After extending its online learning program through to spring break for elementary students and April 23 for secondary students, the Richmond School District will debate a further program extension to the end of the school year.
Photo by Hannah Scott
Trustees to debate extending online learning
Published 11:52 PST, Fri March 5, 2021
Richmond school trustees will determine next week if students will be able to continue learning from home.
Superintendent Scott Robinson is recommending in advance of Wednesday’s special board meeting that the transitional learning program—which allows students to be educated from home—be extended until the end of the school year, which falls in late June for most schools.
A significant percentage of elementary students chose the virtual learning option, with 4,000 students initially enrolled (about 35 per cent). Currently, 2,200 students remain enrolled, about 19 per cent of elementary learners in the district.

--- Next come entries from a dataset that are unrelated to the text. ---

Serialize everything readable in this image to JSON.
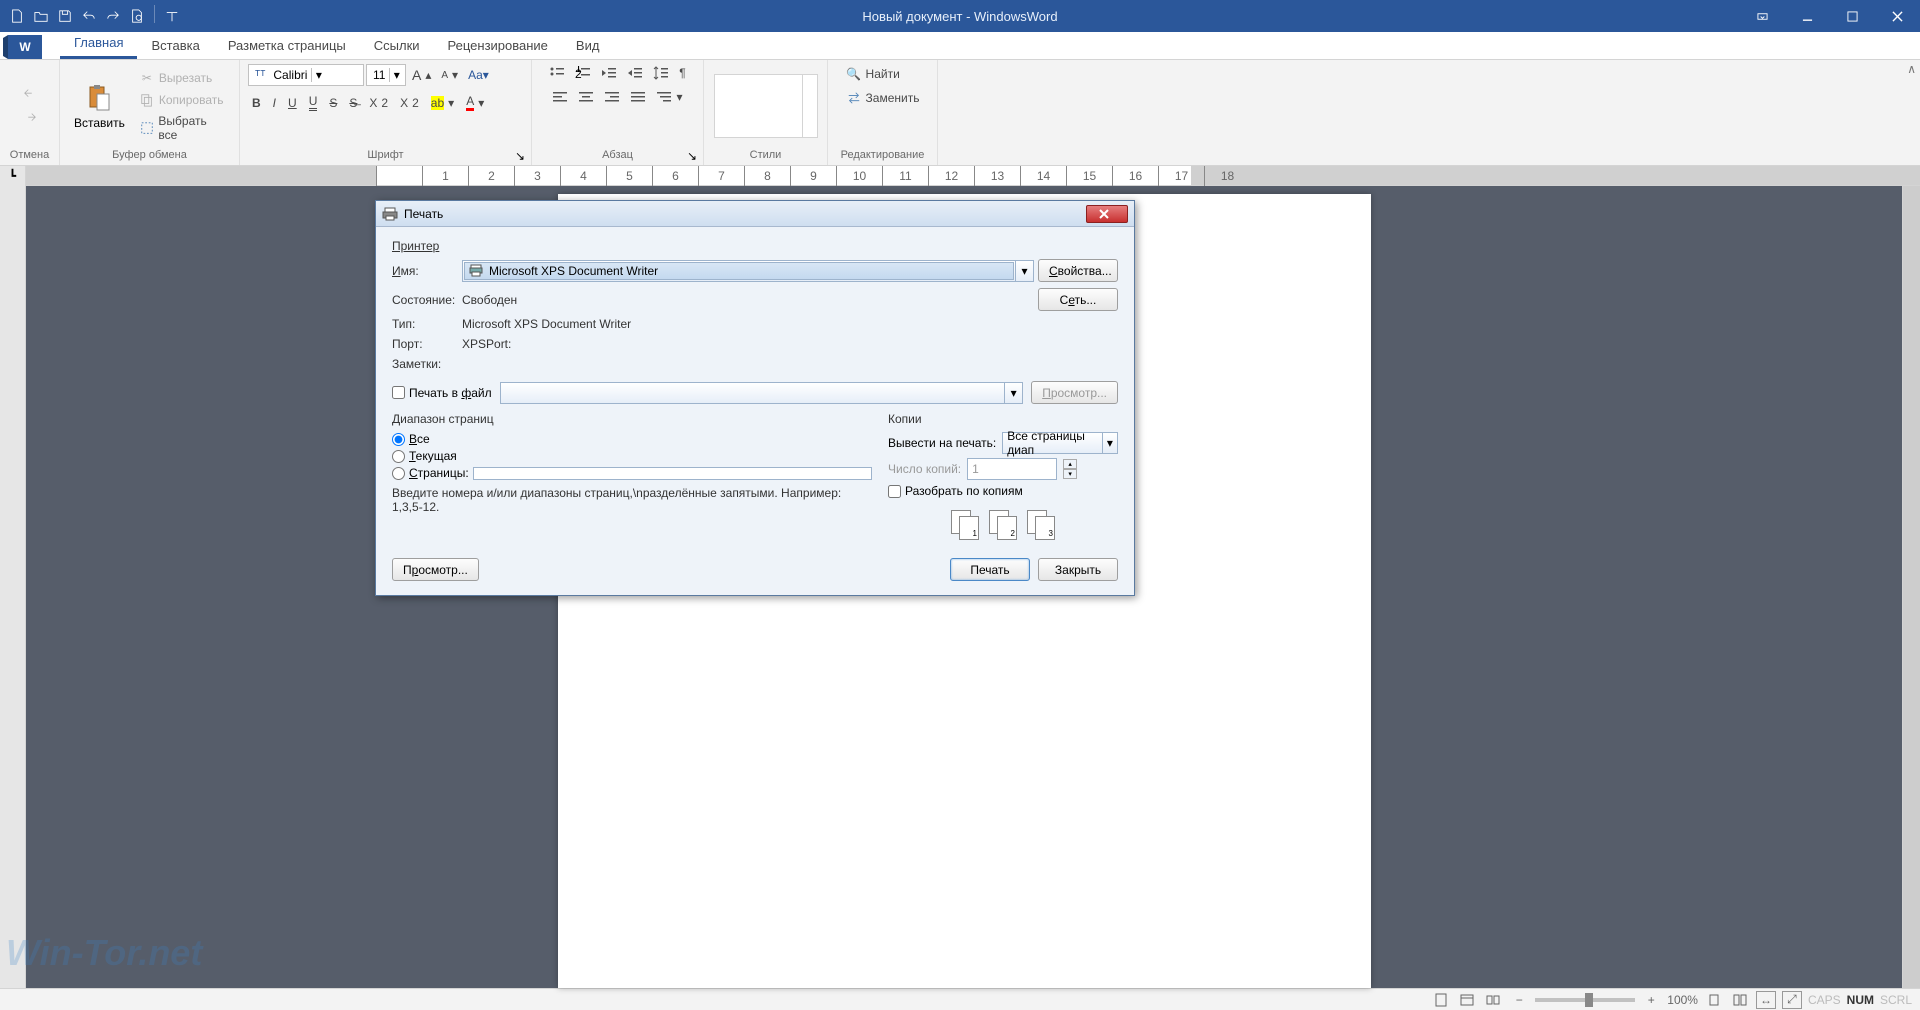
{
  "titlebar": {
    "title": "Новый документ - WindowsWord"
  },
  "tabs": {
    "home": "Главная",
    "insert": "Вставка",
    "page_layout": "Разметка страницы",
    "links": "Ссылки",
    "review": "Рецензирование",
    "view": "Вид"
  },
  "ribbon": {
    "undo_group": "Отмена",
    "clipboard": {
      "paste": "Вставить",
      "cut": "Вырезать",
      "copy": "Копировать",
      "select_all": "Выбрать все",
      "label": "Буфер обмена"
    },
    "font": {
      "name": "Calibri",
      "size": "11",
      "label": "Шрифт"
    },
    "paragraph": {
      "label": "Абзац"
    },
    "styles": {
      "label": "Стили"
    },
    "editing": {
      "find": "Найти",
      "replace": "Заменить",
      "label": "Редактирование"
    }
  },
  "dialog": {
    "title": "Печать",
    "printer_section": "Принтер",
    "name": "Имя:",
    "name_val": "Microsoft XPS Document Writer",
    "status": "Состояние:",
    "status_val": "Свободен",
    "type": "Тип:",
    "type_val": "Microsoft XPS Document Writer",
    "port": "Порт:",
    "port_val": "XPSPort:",
    "notes": "Заметки:",
    "properties": "Свойства...",
    "network": "Сеть...",
    "print_to_file": "Печать в файл",
    "browse": "Просмотр...",
    "range_section": "Диапазон страниц",
    "all": "Все",
    "current": "Текущая",
    "pages": "Страницы:",
    "range_hint": "Введите номера и/или диапазоны страниц,\\nразделённые запятыми. Например: 1,3,5-12.",
    "copies_section": "Копии",
    "output": "Вывести на печать:",
    "output_val": "Все страницы диап",
    "num_copies": "Число копий:",
    "num_copies_val": "1",
    "collate": "Разобрать по копиям",
    "preview": "Просмотр...",
    "print": "Печать",
    "close": "Закрыть"
  },
  "statusbar": {
    "zoom": "100%",
    "caps": "CAPS",
    "num": "NUM",
    "scrl": "SCRL"
  },
  "watermark": "Win-Tor.net"
}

Twenty teachers are responsible for instruction, in addition to school-based and district learning services staff. Funding for those teachers can be covered by reallocating the remaining return-to-school funds from the federal government.
In comparison, only about 300 secondary students are currently enrolled, compared to 400 at the beginning of the year. The program is only available to Grade 8 and 9 students. Twelve teachers are responsible for the program, and the projected $300,000 of funding can be reallocated from the same federal funds.

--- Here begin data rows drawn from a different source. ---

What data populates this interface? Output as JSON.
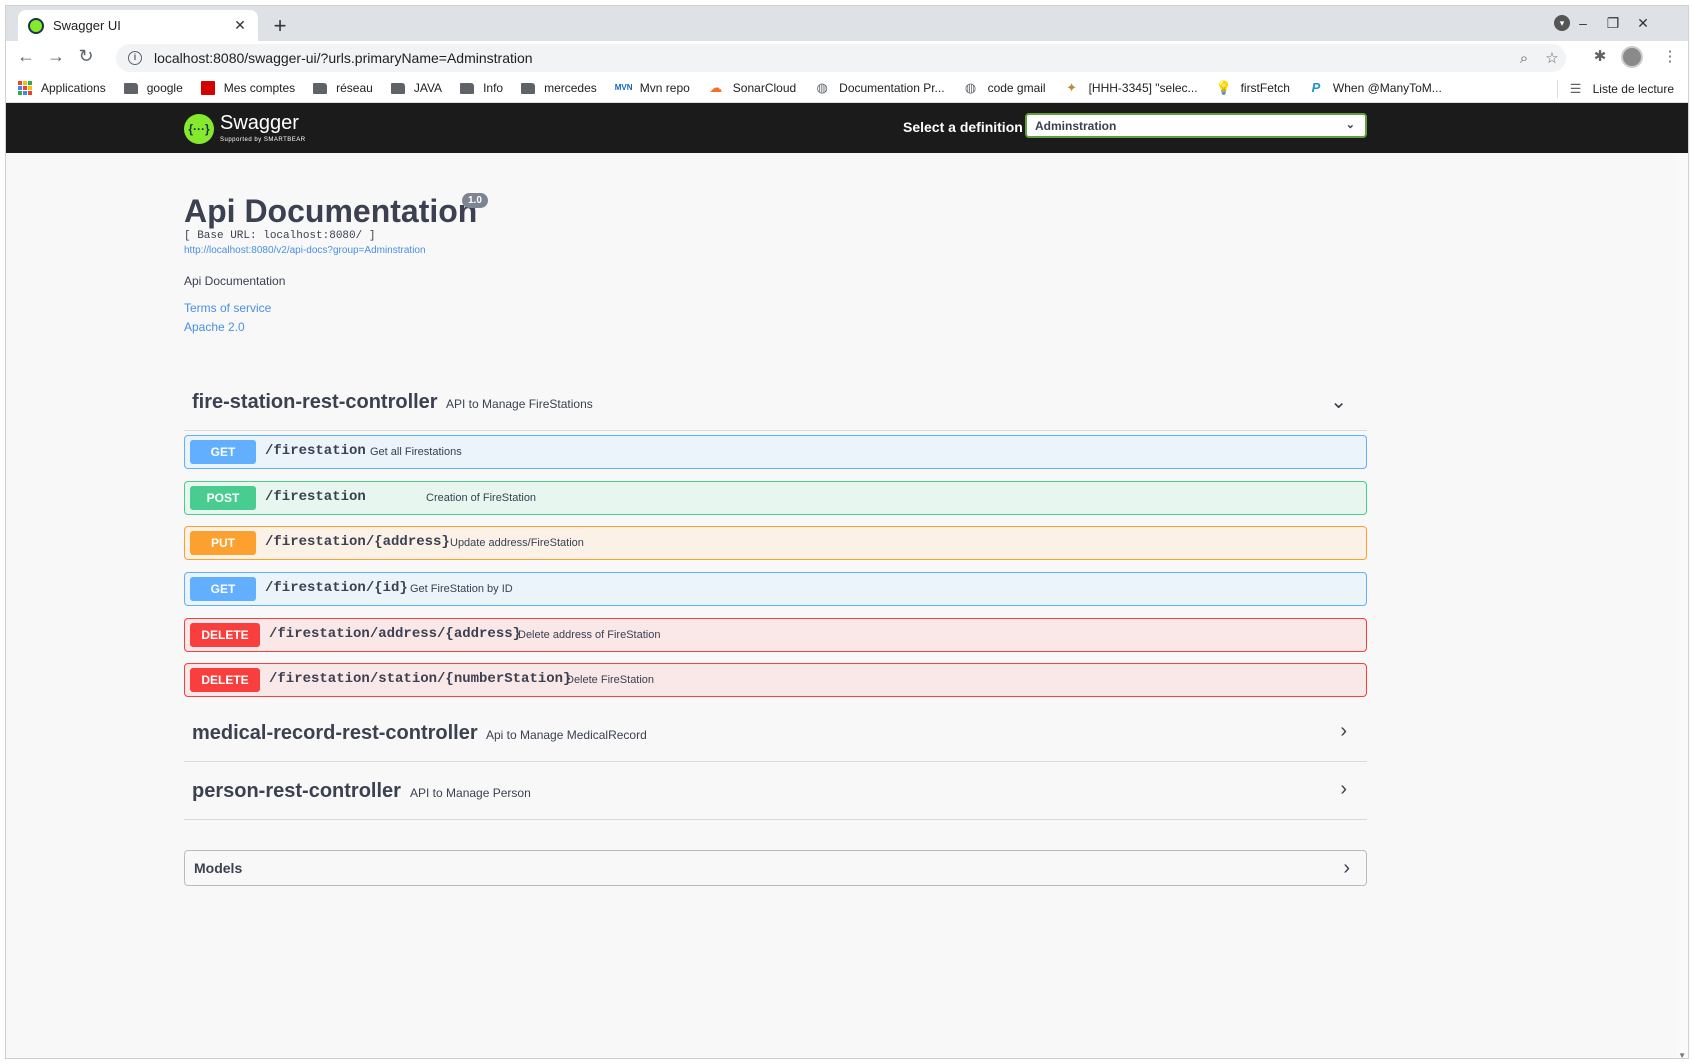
{
  "browser": {
    "tab_title": "Swagger UI",
    "tab_close": "✕",
    "new_tab": "+",
    "url": "localhost:8080/swagger-ui/?urls.primaryName=Adminstration",
    "bookmarks": [
      {
        "label": "Applications",
        "icon": "apps-grid-icon"
      },
      {
        "label": "google",
        "icon": "folder-icon"
      },
      {
        "label": "Mes comptes",
        "icon": "bank-icon"
      },
      {
        "label": "réseau",
        "icon": "folder-icon"
      },
      {
        "label": "JAVA",
        "icon": "folder-icon"
      },
      {
        "label": "Info",
        "icon": "folder-icon"
      },
      {
        "label": "mercedes",
        "icon": "folder-icon"
      },
      {
        "label": "Mvn repo",
        "icon": "mvn-icon"
      },
      {
        "label": "SonarCloud",
        "icon": "sonarcloud-icon"
      },
      {
        "label": "Documentation Pr...",
        "icon": "globe-icon"
      },
      {
        "label": "code gmail",
        "icon": "globe-icon"
      },
      {
        "label": "[HHH-3345] \"selec...",
        "icon": "jira-icon"
      },
      {
        "label": "firstFetch",
        "icon": "bulb-icon"
      },
      {
        "label": "When @ManyToM...",
        "icon": "p-icon"
      }
    ],
    "reading_list": "Liste de lecture"
  },
  "swagger": {
    "logo_text": "Swagger",
    "logo_sub": "Supported by SMARTBEAR",
    "definition_label": "Select a definition",
    "definition_value": "Adminstration",
    "title": "Api Documentation",
    "version": "1.0",
    "base_url": "[ Base URL: localhost:8080/ ]",
    "api_docs_link": "http://localhost:8080/v2/api-docs?group=Adminstration",
    "description": "Api Documentation",
    "terms": "Terms of service",
    "license": "Apache 2.0"
  },
  "tags": [
    {
      "name": "fire-station-rest-controller",
      "description": "API to Manage FireStations",
      "expanded": true
    },
    {
      "name": "medical-record-rest-controller",
      "description": "Api to Manage MedicalRecord",
      "expanded": false
    },
    {
      "name": "person-rest-controller",
      "description": "API to Manage Person",
      "expanded": false
    }
  ],
  "operations": [
    {
      "method": "GET",
      "path": "/firestation",
      "summary": "Get all Firestations"
    },
    {
      "method": "POST",
      "path": "/firestation",
      "summary": "Creation of FireStation"
    },
    {
      "method": "PUT",
      "path": "/firestation/{address}",
      "summary": "Update address/FireStation"
    },
    {
      "method": "GET",
      "path": "/firestation/{id}",
      "summary": "Get FireStation by ID"
    },
    {
      "method": "DELETE",
      "path": "/firestation/address/{address}",
      "summary": "Delete address of FireStation"
    },
    {
      "method": "DELETE",
      "path": "/firestation/station/{numberStation}",
      "summary": "Delete FireStation"
    }
  ],
  "models_label": "Models",
  "colors": {
    "get": "#61affe",
    "post": "#49cc90",
    "put": "#fca130",
    "delete": "#f93e3e",
    "swagger_green": "#85ea2d"
  }
}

At the December 2020 school board meeting, trustees were unanimously in favour of extending the virtual schooling option. At that time, superintendent Scott Robinson recommended that the public health situation be reassessed prior to spring break.

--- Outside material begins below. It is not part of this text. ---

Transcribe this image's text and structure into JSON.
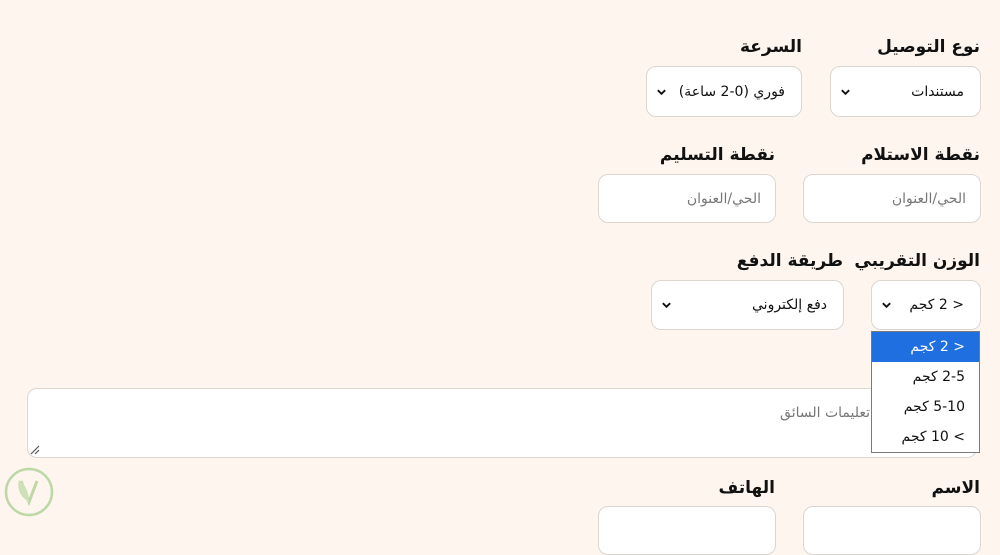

“We believe that we need to be continually checking in and determining what the public health context is and whether it’s changed significantly enough that we can begin to move to full in-person learning,” said Robinson. “We’re in a situation that no one could have ever predicted, certainly that no one would have ever chosen for us to be in, and it has placed all school districts across the province in an extremely difficult situation.”
If the elementary program is not extended after spring break, Robinson’s report recommends a temporary extension until April 9 to allow schools and families time to make arrangements. The secondary program is currently slated to end April 23 if it is not extended.
Members of the public can register to watch the special board meeting live via Zoom, or access the full report in the agenda online.